Visual exposure enhances stimulus encoding and persistence in primary cortex

Abstract

Significance Experience shapes sensory responses, already at the earliest stages of cortical processing. We provide evidence that, in the primary visual cortex of anesthetized cats, brief repetitive exposure to a set of simple, abstract stimuli expands the range and decreases the variability of neuronal responses that persist after stimulus offset. These refinements increase the stimulus-specific clustering of neuronal population responses and result in a more efficient encoding of both stimulus identity and stimulus structure, thus potentially benefiting simple readouts in higher cortical areas. Similar results can be achieved via local plasticity mechanisms in recurrent networks, through self-organized refinements of internal dynamics that do not require changes in firing amplitudes.

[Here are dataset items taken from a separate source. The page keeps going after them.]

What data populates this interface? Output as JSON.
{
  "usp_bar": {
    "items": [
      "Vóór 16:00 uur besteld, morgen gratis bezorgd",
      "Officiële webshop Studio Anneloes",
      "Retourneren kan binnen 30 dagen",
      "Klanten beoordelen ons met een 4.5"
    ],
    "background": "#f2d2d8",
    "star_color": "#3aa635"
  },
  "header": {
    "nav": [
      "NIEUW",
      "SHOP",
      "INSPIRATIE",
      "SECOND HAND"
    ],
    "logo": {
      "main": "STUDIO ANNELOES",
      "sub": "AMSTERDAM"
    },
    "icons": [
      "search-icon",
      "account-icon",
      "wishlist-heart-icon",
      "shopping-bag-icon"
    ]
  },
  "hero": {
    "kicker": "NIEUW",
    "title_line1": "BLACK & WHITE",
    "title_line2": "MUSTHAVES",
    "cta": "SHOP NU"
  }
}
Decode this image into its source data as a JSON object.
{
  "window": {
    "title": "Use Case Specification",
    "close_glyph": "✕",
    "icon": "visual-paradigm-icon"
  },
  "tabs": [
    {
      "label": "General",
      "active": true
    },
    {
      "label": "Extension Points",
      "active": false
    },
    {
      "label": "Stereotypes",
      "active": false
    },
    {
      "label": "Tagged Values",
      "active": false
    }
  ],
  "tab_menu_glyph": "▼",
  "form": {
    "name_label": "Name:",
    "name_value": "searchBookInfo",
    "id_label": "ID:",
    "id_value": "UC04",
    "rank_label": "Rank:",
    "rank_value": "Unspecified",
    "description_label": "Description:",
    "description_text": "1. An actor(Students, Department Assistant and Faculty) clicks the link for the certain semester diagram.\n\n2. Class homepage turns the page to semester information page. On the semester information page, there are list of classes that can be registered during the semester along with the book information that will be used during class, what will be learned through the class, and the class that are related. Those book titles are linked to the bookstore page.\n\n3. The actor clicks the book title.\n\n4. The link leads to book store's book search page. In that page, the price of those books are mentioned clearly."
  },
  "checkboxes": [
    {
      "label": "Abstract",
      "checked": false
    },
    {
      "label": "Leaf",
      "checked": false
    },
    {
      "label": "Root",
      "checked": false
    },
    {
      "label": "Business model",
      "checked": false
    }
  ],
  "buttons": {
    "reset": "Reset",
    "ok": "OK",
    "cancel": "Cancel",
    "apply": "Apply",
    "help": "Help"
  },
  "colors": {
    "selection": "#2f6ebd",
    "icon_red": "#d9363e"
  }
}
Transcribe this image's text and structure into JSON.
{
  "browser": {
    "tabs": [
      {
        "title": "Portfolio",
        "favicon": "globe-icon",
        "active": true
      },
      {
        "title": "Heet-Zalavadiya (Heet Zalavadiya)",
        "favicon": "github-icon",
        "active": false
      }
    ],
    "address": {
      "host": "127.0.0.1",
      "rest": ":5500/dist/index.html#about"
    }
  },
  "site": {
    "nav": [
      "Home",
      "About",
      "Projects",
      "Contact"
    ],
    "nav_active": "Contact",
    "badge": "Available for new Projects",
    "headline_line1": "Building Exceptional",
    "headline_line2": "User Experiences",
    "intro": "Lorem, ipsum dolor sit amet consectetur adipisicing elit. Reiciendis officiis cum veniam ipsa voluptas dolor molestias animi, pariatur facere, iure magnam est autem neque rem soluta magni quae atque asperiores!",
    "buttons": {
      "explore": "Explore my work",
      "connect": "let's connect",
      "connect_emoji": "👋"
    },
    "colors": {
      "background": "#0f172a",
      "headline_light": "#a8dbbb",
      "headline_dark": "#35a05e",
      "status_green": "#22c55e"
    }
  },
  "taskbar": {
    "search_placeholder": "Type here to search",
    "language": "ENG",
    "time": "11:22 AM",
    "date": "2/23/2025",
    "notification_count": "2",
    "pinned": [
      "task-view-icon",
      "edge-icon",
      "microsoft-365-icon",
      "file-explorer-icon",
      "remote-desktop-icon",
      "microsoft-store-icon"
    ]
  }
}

The brain adapts to the sensory environment. For example, simple sensory exposure can modify the response properties of early sensory neurons. How these changes affect the overall encoding and maintenance of stimulus information across neuronal populations remains unclear. We perform parallel recordings in the primary visual cortex of anesthetized cats and find that brief, repetitive exposure to structured visual stimuli enhances stimulus encoding by decreasing the selectivity and increasing the range of the neuronal responses that persist after stimulus presentation. Low-dimensional projection methods and simple classifiers demonstrate that visual exposure increases the segregation of persistent neuronal population responses into stimulus-specific clusters. These observed refinements preserve the representational details required for stimulus reconstruction and are detectable in postexposure spontaneous activity. Assuming response facilitation and recurrent network interactions as the core mechanisms underlying stimulus persistence, we show that the exposure-driven segregation of stimulus responses can arise through strictly local plasticity mechanisms, also in the absence of firing rate changes. Our findings provide evidence for the existence of an automatic, unguided optimization process that enhances the encoding power of neuronal populations in early visual cortex, thus potentially benefiting simple readouts at higher stages of visual processing.